Первым знакомцем моим был Плещеев. С него у меня и началось влечение к «благоуханным сединам». «Благоуханье седин» — не теперешнее, а именно тогдашнее мое выраженье.

А. Н. Плещеев заведовал стихотворным отделом «Северного вестника» (самая первая редакция: Анна Михайловна Евреинова[253] с мопсом, издание Сабашниковой).

Мы пригласили Плещеева обедать и решили постараться: знали, что он любит покушать.

Приехал он с очень тонкой любезностью: привез мне на прочтение редакционные стихи. Я, не без гордой радости, соглашаюсь ему «помочь».

— Это вот, — говорит Плещеев, — настоящие поэты. Льдов — молодой, но уж печатался. Аполлон Коринфский…[254] А это — не знаю, всякие, в редакцию присланы…

Мне, однако, и льдовские не очень нравятся: врожденное, верно, чувство к стихам. Я ведь и самого Плещеева считаю «детским» поэтом и уже отлично понимаю, чем пушкинский «Пророк» лучше лермонтовского…

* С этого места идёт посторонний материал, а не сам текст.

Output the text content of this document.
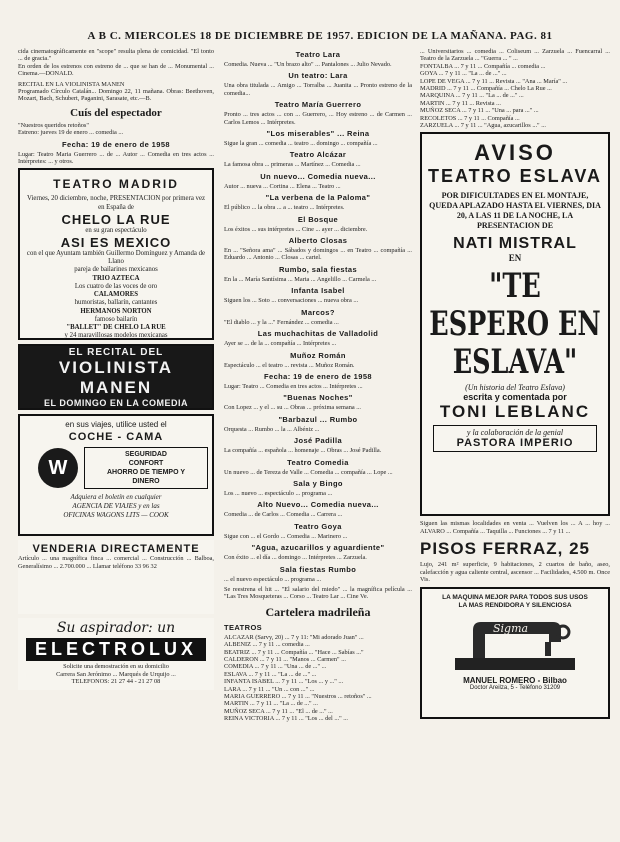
A B C. MIERCOLES 18 DE DICIEMBRE DE 1957. EDICION DE LA MAÑANA. PAG. 81

cida cinematográficamente en "scope" resulta plena de comicidad. "El tonto ... de gracia."
En orden de los estrenos con estreno de ... que se han de ... Monumental ... Cinema.—DONALD.

RECITAL EN LA VIOLINISTA MANEN
Programado Círculo Catalán... Domingo 22, 11 mañana. Obras: Beethoven, Mozart, Bach, Schubert, Paganini, Sarasate, etc.—B.

Cuís del espectador

"Nuestros queridos retoños"
Estreno: jueves 19 de enero ... comedia ...

Fecha: 19 de enero de 1958

Lugar: Teatro Maria Guerrero ... de ... Autor ... Comedia en tres actos ... Intérpretes: ... y otros.

TEATRO MADRID
Viernes, 20 diciembre, noche, PRESENTACION por primera vez en España de
CHELO LA RUE
en su gran espectáculo
ASI ES MEXICO
con el que Ayuntam también Guillermo Domínguez y Amanda de Llano
pareja de bailarines mexicanos
TRIO AZTECA
Los cuatro de las voces de oro
CALAMORES
humoristas, ballarín, cantantes
HERMANOS NORTON
famoso bailarín
"BALLET" DE CHELO LA RUE
y 24 maravillosas modelos mexicanas
EL RECITAL DEL
VIOLINISTA MANEN
EL DOMINGO EN LA COMEDIA
en sus viajes, utilice usted el
COCHE - CAMA
W
SEGURIDAD
CONFORT
AHORRO DE TIEMPO Y
DINERO
Adquiera el boletín en cualquier
AGENCIA DE VIAJES y en las
OFICINAS WAGONS LITS — COOK
VENDERIA DIRECTAMENTE

Artículo ... una magnífica finca ... comercial ... Construcción ... Balboa, Generalísimo ... 2.700.000 ... Llamar teléfono 33 96 32

Su aspirador: un
ELECTROLUX

Solicite una demostración en su domicilio
Carrera San Jerónimo ... Marqués de Urquijo ...
TELEFONOS: 21 27 44 - 21 27 08

Teatro Lara

Comedia. Nueva ... "Un brazo alto" ... Pantalones ... Julio Nevado.

Un teatro: Lara

Una obra titulada ... Amigo ... Torralba ... Juanita ... Pronto estreno de la comedia...

Teatro María Guerrero

Pronto ... tres actos ... con ... Guerrero, ... Hoy estreno ... de Carmen ... Carlos Lemos ... Intérpretes.

"Los miserables" ... Reina

Sigue la gran ... comedia ... teatro ... domingo ... compañía ...

Teatro Alcázar

La famosa obra ... primeras ... Martínez ... Comedia ...

Un nuevo... Comedia nueva...

Autor ... nueva ... Cortina ... Elena ... Teatro ...

"La verbena de la Paloma"

El público ... la obra ... a ... teatro ... Intérpretes.

El Bosque

Los éxitos ... sus intérpretes ... Cine ... ayer ... diciembre.

Alberto Closas

En ... "Señora ama" ... Sábados y domingos ... en Teatro ... compañía ... Eduardo ... Antonio ... Closas ... cartel.

Rumbo, sala fiestas

En la ... María Santísima ... Marta ... Angelillo ... Carmela ...

Infanta Isabel

Siguen los ... Soto ... conversaciones ... nueva obra ...

Marcos?

"El diablo ... y la ..." Fernández ... comedia ...

Las muchachitas de Valladolid

Ayer se ... de la ... compañía ... Intérpretes ...

Muñoz Román

Espectáculo ... el teatro ... revista ... Muñoz Román.

Fecha: 19 de enero de 1958

Lugar: Teatro ... Comedia en tres actos ... Intérpretes ...

"Buenas Noches"

Con Lopez ... y el ... su ... Obras ... próxima semana ...

"Barbazul ... Rumbo

Orquesta ... Rumbo ... la ... Albéniz ...

José Padilla

La compañía ... española ... homenaje ... Obras ... José Padilla.

Teatro Comedia

Un nuevo ... de Tereza de Valle ... Comedia ... compañía ... Lope ...

Sala y Bingo

Los ... nuevo ... espectáculo ... programa ...

Alto Nuevo... Comedia nueva...

Comedia ... de Carlos ... Comedia ... Carrera ...

Teatro Goya

Sigue con ... el Gordo ... Comedia ... Marinero ...

"Agua, azucarillos y aguardiente"

Con éxito ... el día ... domingo ... Intérpretes ... Zarzuela.

Sala fiestas Rumbo

... el nuevo espectáculo ... programa ...

Se reestrena el hit ... "El salario del miedo" ... la magnífica película ... "Las Tres Mosqueteras ... Corso ... Teatro Lar ... Cine Ve.

Cartelera madrileña
TEATROS

ALCAZAR (Sarvy, 20) ... 7 y 11: "Mi adorado Juan" ...
ALBENIZ ... 7 y 11 ... comedia ...
BEATRIZ ... 7 y 11 ... Compañía ... "Hace ... Sabías ..."
CALDERON ... 7 y 11 ... "Manos ... Carmen" ...
COMEDIA ... 7 y 11 ... "Una ... de ..." ...
ESLAVA ... 7 y 11 ... "La ... de ..." ...
INFANTA ISABEL ... 7 y 11 ... "Los ... y ..." ...
LARA ... 7 y 11 ... "Un ... con ..." ...
MARIA GUERRERO ... 7 y 11 ... "Nuestros ... retoños" ...
MARTIN ... 7 y 11 ... "La ... de ..." ...
MUÑOZ SECA ... 7 y 11 ... "El ... de ..." ...
REINA VICTORIA ... 7 y 11 ... "Los ... del ..." ...

... Universitarios ... comedia ... Coliseum ... Zarzuela ... Fuencarral ... Teatro de la Zarzuela ... "Guerra ... " ...
FONTALBA ... 7 y 11 ... Compañía ... comedia ...
GOYA ... 7 y 11 ... "La ... de ..." ...
LOPE DE VEGA ... 7 y 11 ... Revista ... "Ana ... María" ...
MADRID ... 7 y 11 ... Compañía ... Chelo La Rue ...
MARQUINA ... 7 y 11 ... "La ... de ..." ...
MARTIN ... 7 y 11 ... Revista ...
MUÑOZ SECA ... 7 y 11 ... "Una ... para ..." ...
RECOLETOS ... 7 y 11 ... Compañía ...
ZARZUELA ... 7 y 11 ... "Agua, azucarillos ..." ...

AVISO
TEATRO ESLAVA
POR DIFICULTADES EN EL MONTAJE, QUEDA APLAZADO HASTA EL VIERNES, DIA 20, A LAS 11 DE LA NOCHE, LA PRESENTACION DE
NATI MISTRAL
EN
"TE ESPERO EN ESLAVA"
(Un historia del Teatro Eslava)
escrita y comentada por
TONI LEBLANC
y la colaboración de la genial
PASTORA IMPERIO

Siguen las mismas localidades en venta ... Vuelven los ... A ... hoy ... ALVARO ... Compañía ... Taquilla ... Funciones ... 7 y 11 ...

PISOS FERRAZ, 25

Lujo, 241 m² superficie, 9 habitaciones, 2 cuartos de baño, aseo, calefacción y agua caliente central, ascensor ... Facilidades, 4.500 m. Once Vis.

LA MAQUINA MEJOR PARA TODOS SUS USOS
LA MAS RENDIDORA Y SILENCIOSA
Sigma
MANUEL ROMERO - Bilbao
Doctor Areilza, 5 - Teléfono 31209
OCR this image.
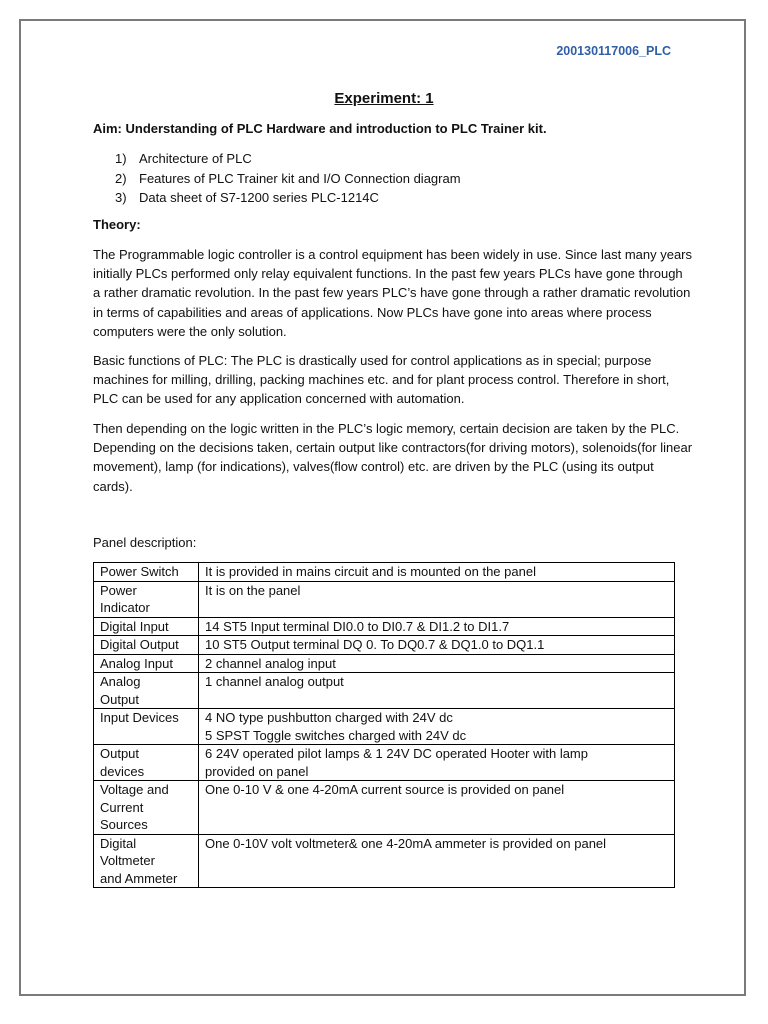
200130117006_PLC
Experiment: 1
Aim: Understanding of PLC Hardware and introduction to PLC Trainer kit.
1) Architecture of PLC
2) Features of PLC Trainer kit and I/O Connection diagram
3) Data sheet of S7-1200 series PLC-1214C
Theory:

The Programmable logic controller is a control equipment has been widely in use. Since last many years initially PLCs performed only relay equivalent functions. In the past few years PLCs have gone through a rather dramatic revolution. In the past few years PLC’s have gone through a rather dramatic revolution in terms of capabilities and areas of applications. Now PLCs have gone into areas where process computers were the only solution.

Basic functions of PLC: The PLC is drastically used for control applications as in special; purpose machines for milling, drilling, packing machines etc. and for plant process control. Therefore in short, PLC can be used for any application concerned with automation.

Then depending on the logic written in the PLC’s logic memory, certain decision are taken by the PLC. Depending on the decisions taken, certain output like contractors(for driving motors), solenoids(for linear movement), lamp (for indications), valves(flow control) etc. are driven by the PLC (using its output cards).

Panel description:
Power Switch	It is provided in mains circuit and is mounted on the panel

Power
Indicator	It is on the panel

Digital Input	14 ST5 Input terminal DI0.0 to DI0.7 & DI1.2 to DI1.7

Digital Output	10 ST5 Output terminal DQ 0. To DQ0.7 & DQ1.0 to DQ1.1

Analog Input	2 channel analog input

Analog
Output	1 channel analog output

Input Devices	4 NO type pushbutton charged with 24V dc
5 SPST Toggle switches charged with 24V dc

Output
devices	6 24V operated pilot lamps & 1 24V DC operated Hooter with lamp
provided on panel

Voltage and
Current
Sources	One 0-10 V & one 4-20mA current source is provided on panel

Digital
Voltmeter
and Ammeter	One 0-10V volt voltmeter& one 4-20mA ammeter is provided on panel
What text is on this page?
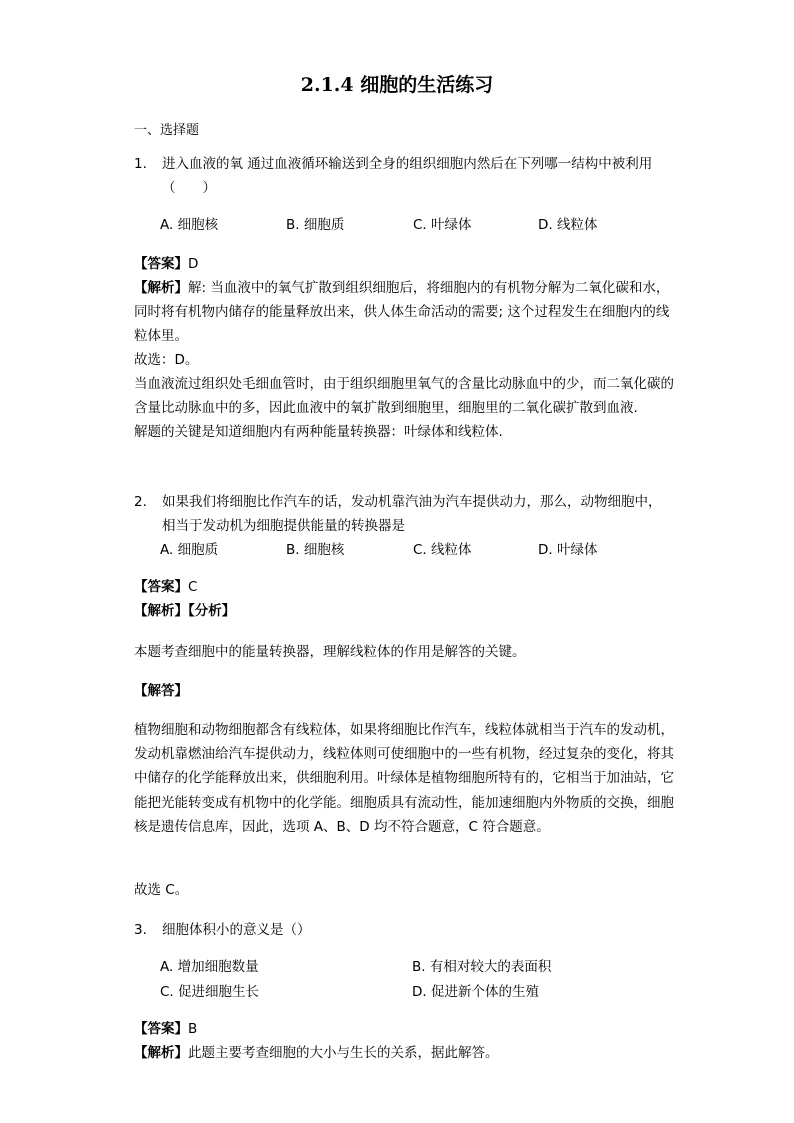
2.1.4 细胞的生活练习
一、选择题
1. 进入血液的氧 通过血液循环输送到全身的组织细胞内然后在下列哪一结构中被利用（　　）

A. 细胞核	B. 细胞质	C. 叶绿体	D. 线粒体

【答案】D

【解析】解: 当血液中的氧气扩散到组织细胞后，将细胞内的有机物分解为二氧化碳和水，同时将有机物内储存的能量释放出来，供人体生命活动的需要; 这个过程发生在细胞内的线粒体里。

故选：D。

当血液流过组织处毛细血管时，由于组织细胞里氧气的含量比动脉血中的少，而二氧化碳的含量比动脉血中的多，因此血液中的氧扩散到细胞里，细胞里的二氧化碳扩散到血液.

解题的关键是知道细胞内有两种能量转换器：叶绿体和线粒体.

2. 如果我们将细胞比作汽车的话，发动机靠汽油为汽车提供动力，那么，动物细胞中，相当于发动机为细胞提供能量的转换器是

A. 细胞质	B. 细胞核	C. 线粒体	D. 叶绿体

【答案】C

【解析】【分析】

本题考查细胞中的能量转换器，理解线粒体的作用是解答的关键。
【解答】
植物细胞和动物细胞都含有线粒体，如果将细胞比作汽车，线粒体就相当于汽车的发动机，发动机靠燃油给汽车提供动力，线粒体则可使细胞中的一些有机物，经过复杂的变化，将其中储存的化学能释放出来，供细胞利用。叶绿体是植物细胞所特有的，它相当于加油站，它能把光能转变成有机物中的化学能。细胞质具有流动性，能加速细胞内外物质的交换，细胞核是遗传信息库，因此，选项 A、B、D 均不符合题意，C 符合题意。
故选 C。
3. 细胞体积小的意义是（）

A. 增加细胞数量	B. 有相对较大的表面积
C. 促进细胞生长	D. 促进新个体的生殖

【答案】B

【解析】此题主要考查细胞的大小与生长的关系，据此解答。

Стараюсь убедить себя, что к «живым» поэтам надо быть снисходительнее (хотя почему?), но льдовские, вот эти, все не нравятся:

…И грезят ландышей склоненные бокалы

О тайнах бытия…[255]

Мережковский кричит, что Льдов настоящий поэт, что у него есть «дивные» стихи:

Как пламя дальнего кадила,

Закат горел и догорал.

Ты равнодушно уходила,

Я пламенел — я умирал…[256]

Плещеев склоняется к «бокалам», я скромно не противоречу. Зато из вороха несчастных «неизвестных» извлекаю немедля презабавные строки — описание весны:

Лес листвою одеётся,

Зеленеют деревья,

И в кустах уж раздается

Громкий голос соловья…

Плещеев мне очень нравится. Он — большой, несколько грузный старик, с гладкими, довольно густыми волосами, желто-белыми (проседь блондина), и великолепной, совсем белой бородой, которая нежно стелется по жилету. Правильные, слегка расплывшиеся черты; породистый нос и как будто суровые брови… но в голубоватых глазах — такая русская мягкость, особая, русская, до рассыпанности, доброта и детскость, что и брови кажутся суровыми — «нарочно».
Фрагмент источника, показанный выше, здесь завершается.